Derivative of binomial coefficients

Question

I obtained the following formula in Mathematica:

$$\frac{d}{dn}\ln\binom{n}{k} = H_{n} - H_{n-k}$$

where $H_n$ are the harmonic numbers ($H_n = \sum_{i=1}^n 1/i$). But I have no idea how to prove it. Can someone help me? Or at least provide a reference to a textbook/paper?

Answer 1

\begin{eqnarray*} \binom{n}{k} &=& \frac{n(n-1) \cdots(n-k+1)}{k!} \\ \ln \binom{n}{k} &=&\ln n + \ln(n-1) + \cdots +\ln(n-k+1) -\ln(k!) \\ \frac{d}{dn} \ln \binom{n}{k} &=& \frac{1}{n} + \frac{1}{n-1} +\cdots + \frac{1}{n-k+1} =\color{red}{H_n-H_{n-k}}. \end{eqnarray*}

Answer 2

$\newcommand{\bbx}[1]{\,\bbox[15px,border:1px groove navy]{\displaystyle{#1}}\,} \newcommand{\braces}[1]{\left\lbrace\,{#1}\,\right\rbrace} \newcommand{\bracks}[1]{\left\lbrack\,{#1}\,\right\rbrack} \newcommand{\dd}{\mathrm{d}} \newcommand{\ds}[1]{\displaystyle{#1}} \newcommand{\expo}[1]{\,\mathrm{e}^{#1}\,} \newcommand{\ic}{\mathrm{i}} \newcommand{\mc}[1]{\mathcal{#1}} \newcommand{\mrm}[1]{\mathrm{#1}} \newcommand{\pars}[1]{\left(\,{#1}\,\right)} \newcommand{\partiald}[3][]{\frac{\partial^{#1} #2}{\partial #3^{#1}}} \newcommand{\root}[2][]{\,\sqrt[#1]{\,{#2}\,}\,} \newcommand{\totald}[3][]{\frac{\mathrm{d}^{#1} #2}{\mathrm{d} #3^{#1}}} \newcommand{\verts}[1]{\left\vert\,{#1}\,\right\vert}$ \begin{align} &\bbox[10px,#ffd]{\ds{\totald{}{n}\ln\pars{n \choose k}}} = \totald{}{n}\bracks{\ln\pars{\Gamma\pars{n + 1}} - \ln\pars{\Gamma\pars{n - k + 1}}}\quad\pars{~\Gamma:\ Gamma Function~} \\[5mm] = &\ \Psi\pars{n + 1} - \Psi\pars{n + 1 - k}\qquad\pars{~\Psi:\ Digamma Function~} \\[5mm] = &\ \underbrace{\bracks{\Psi\pars{n + 1} + \gamma}} _{\ds{H_{n}}}\ -\ \underbrace{\bracks{\Psi\pars{n - k + 1} + \gamma}}_{\ds{H_{n - k}}} \qquad \pars{~\gamma:\ Euler\!-\!Mascheroni\ Constant~} \\[5mm] = &\ \bbx{H_{n} - H_{n - k}} \end{align}

Answer 3

$\frac{d}{dn}\ln{n\choose k}=\frac{d}{dn}[\ln(n!)-\ln((n-k)!)-\ln(k!)]=\frac{d}{dn}\ln(n!)-\frac{d}{dn}\ln((n-k)!)$ Can you take it from here?

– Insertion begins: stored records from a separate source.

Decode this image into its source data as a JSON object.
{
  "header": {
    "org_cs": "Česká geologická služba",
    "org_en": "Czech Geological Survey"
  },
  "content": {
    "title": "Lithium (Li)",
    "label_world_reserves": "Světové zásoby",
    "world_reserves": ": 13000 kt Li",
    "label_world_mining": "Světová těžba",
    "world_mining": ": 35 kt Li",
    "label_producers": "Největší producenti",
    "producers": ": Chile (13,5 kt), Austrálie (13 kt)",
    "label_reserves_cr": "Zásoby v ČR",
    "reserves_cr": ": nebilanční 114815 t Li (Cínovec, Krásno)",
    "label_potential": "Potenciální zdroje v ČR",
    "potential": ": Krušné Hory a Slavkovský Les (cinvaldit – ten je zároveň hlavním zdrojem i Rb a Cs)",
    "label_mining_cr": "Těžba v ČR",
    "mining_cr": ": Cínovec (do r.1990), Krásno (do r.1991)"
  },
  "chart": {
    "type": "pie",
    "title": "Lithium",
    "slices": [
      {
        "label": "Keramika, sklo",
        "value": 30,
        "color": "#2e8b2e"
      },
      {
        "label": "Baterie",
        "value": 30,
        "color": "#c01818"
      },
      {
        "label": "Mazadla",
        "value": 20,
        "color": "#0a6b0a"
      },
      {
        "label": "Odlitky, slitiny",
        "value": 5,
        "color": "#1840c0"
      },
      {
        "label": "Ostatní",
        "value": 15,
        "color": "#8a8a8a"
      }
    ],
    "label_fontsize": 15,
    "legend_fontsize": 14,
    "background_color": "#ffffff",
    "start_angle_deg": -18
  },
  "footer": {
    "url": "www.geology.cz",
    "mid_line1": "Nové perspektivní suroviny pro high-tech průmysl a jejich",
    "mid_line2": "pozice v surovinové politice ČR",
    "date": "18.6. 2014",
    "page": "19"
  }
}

(Hint: $\ln(\Pi a_i)=\sum_i \ln(a_i)$)

Answer 4

$$k!\binom{n}k=n(n-1)(n-2)\cdots(n-k+1).$$ Taking the logarithmic derivative with respect to $n$ gives $$\frac1n+\frac1{n-1}+\frac1{n-2}+\cdots+\frac1{n-k+1}$$ (as logarithmic derivative converts products into sums).